GoogleCloudPlatform / cloudml-samples

Cloud ML Engine repo. Please visit the new Vertex AI samples repo at https://github.com/GoogleCloudPlatform/vertex-ai-samples
https://cloud.google.com/ai-platform/docs/
Apache License 2.0
1.52k stars 859 forks source link

Scikit-Learn Custom Code Sample is Broken #419

Closed nnegrey closed 5 years ago

nnegrey commented 5 years ago

Describe the bug When "Deploy your custom prediction routine" at the step creating the model version. The create fails.
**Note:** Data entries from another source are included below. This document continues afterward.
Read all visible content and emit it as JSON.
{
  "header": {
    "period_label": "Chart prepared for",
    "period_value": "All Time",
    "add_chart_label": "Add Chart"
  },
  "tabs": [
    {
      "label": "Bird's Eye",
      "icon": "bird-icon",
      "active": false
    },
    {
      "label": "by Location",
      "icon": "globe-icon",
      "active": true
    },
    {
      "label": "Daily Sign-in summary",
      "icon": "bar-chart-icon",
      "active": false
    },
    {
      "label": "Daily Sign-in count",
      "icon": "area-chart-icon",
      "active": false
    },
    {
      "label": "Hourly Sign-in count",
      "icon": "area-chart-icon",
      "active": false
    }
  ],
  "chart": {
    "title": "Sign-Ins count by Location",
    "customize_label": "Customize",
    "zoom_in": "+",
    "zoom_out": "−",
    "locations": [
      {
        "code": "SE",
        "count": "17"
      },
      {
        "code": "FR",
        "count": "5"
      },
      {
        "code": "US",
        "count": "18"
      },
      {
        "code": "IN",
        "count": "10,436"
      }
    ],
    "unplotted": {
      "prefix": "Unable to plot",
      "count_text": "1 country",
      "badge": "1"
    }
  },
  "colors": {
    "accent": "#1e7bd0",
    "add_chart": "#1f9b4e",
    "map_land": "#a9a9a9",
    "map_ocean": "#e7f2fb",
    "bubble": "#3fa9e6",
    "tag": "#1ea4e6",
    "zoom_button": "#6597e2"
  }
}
What sample is this bug related to? https://github.com/GoogleCloudPlatform/cloudml-samples/blob/master/notebooks/scikit-learn/custom-prediction-routine-scikit-learn.ipynb

Source code / logs Running inside colab: ERROR: (gcloud.beta.ai-platform.versions.create) Create Version failed. Bad model detected with error: "Failed to load model: Unexpected error when loading the model: 0 (Error code: 0)"

System Information

alecglassford commented 5 years ago

I was able to reproduce this in Colab and I think I found the issue:

Colab has (and the library installation step doesn't override) the latest version of scikit-learn installed (0.21.1). But AI Platform runtime version 1.13 has scikit-learn 0.20.2, which vendors a different version of joblib. I think the problem is that scikit-learn 0.20.2's joblib (on the prediction node) tries to load a model exported by scikit-learn 0.21.1's joblib (in Colab).

Replacing the following installation line:

! pip install numpy scikit-learn

with

! pip install numpy scikit-learn==0.20.2

(and then restarting the runtime) works as as a fix.